In der Allgemeinen Zeitung (24.4.2018) lob Jens Frederiksen die politische Kraft des Stücks: Angesichts "knallharter Spurensuche stellt sich die Frage nach der Qualität des Stücktextes, nach Aufbau, Dramaturgie, psychologischer Glaubhaftigkeit keinen Augenblick lang wirklich. Ob die Form des kleinen realistischen Alltagsstücks geeignet ist, ein so großes Thema zu transportieren; ob auch der Hinweis auf die Beziehungsschwierigkeiten der Tochter als Spätfolge der mütterlichen Leidensgeschichte nicht fast ein bisschen läppisch wirkt – alles egal. Es ist eine kleine große Geschichte, die da in Heidelberg präsentiert wird."

 

Kommentare  
Kluge Gefühle, Heidelberg: Erinnerung an "Denial"
Maryam Zaree hat dieses Thema auch schon 2016 in "Denial" von Yael Ronen am Gorki Theater bearbeitet.

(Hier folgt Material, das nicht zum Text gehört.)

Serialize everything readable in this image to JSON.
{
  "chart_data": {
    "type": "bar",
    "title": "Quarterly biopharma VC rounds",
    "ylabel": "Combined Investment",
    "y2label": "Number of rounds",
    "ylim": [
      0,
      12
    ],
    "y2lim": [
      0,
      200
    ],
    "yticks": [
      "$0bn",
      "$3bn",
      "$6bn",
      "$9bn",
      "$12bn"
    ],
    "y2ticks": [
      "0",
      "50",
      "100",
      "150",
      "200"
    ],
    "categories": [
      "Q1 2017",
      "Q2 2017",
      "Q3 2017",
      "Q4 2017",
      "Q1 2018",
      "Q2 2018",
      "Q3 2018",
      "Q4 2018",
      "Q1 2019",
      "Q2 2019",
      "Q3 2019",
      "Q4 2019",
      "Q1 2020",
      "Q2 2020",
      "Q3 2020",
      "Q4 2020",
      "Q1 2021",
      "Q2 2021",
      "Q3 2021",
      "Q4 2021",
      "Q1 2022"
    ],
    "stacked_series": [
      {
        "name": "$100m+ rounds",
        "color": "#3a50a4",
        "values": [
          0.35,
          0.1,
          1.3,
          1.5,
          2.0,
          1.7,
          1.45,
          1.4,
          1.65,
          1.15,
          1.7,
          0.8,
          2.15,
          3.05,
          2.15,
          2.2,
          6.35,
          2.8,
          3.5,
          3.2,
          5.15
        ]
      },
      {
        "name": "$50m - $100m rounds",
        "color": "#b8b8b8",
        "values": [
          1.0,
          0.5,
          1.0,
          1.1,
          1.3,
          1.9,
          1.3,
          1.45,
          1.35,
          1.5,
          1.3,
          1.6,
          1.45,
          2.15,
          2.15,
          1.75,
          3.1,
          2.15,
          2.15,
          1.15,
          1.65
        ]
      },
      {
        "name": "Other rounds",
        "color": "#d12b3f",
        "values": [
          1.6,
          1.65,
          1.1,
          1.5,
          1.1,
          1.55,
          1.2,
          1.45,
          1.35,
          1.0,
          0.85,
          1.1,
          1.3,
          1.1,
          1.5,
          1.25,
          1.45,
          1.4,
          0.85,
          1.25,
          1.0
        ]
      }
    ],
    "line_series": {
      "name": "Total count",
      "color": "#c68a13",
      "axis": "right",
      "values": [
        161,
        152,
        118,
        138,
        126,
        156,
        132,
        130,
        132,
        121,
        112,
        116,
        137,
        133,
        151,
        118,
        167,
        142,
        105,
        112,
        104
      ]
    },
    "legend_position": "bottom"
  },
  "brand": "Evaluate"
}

Sie schilderte damals auf der Bühne ihre Angst, dass ihre Mutter im Publikum sitzen könnte und damit alte Wunden aus der Zeit des iranischen Mullah-Regimes aufbrechen könnten. Ronen und ihr Ensemble hielten geschickt in der Schwebe, wie viel Autobiographisches in diesem Abend steckte. Reales mischt sich mit Fiktivem.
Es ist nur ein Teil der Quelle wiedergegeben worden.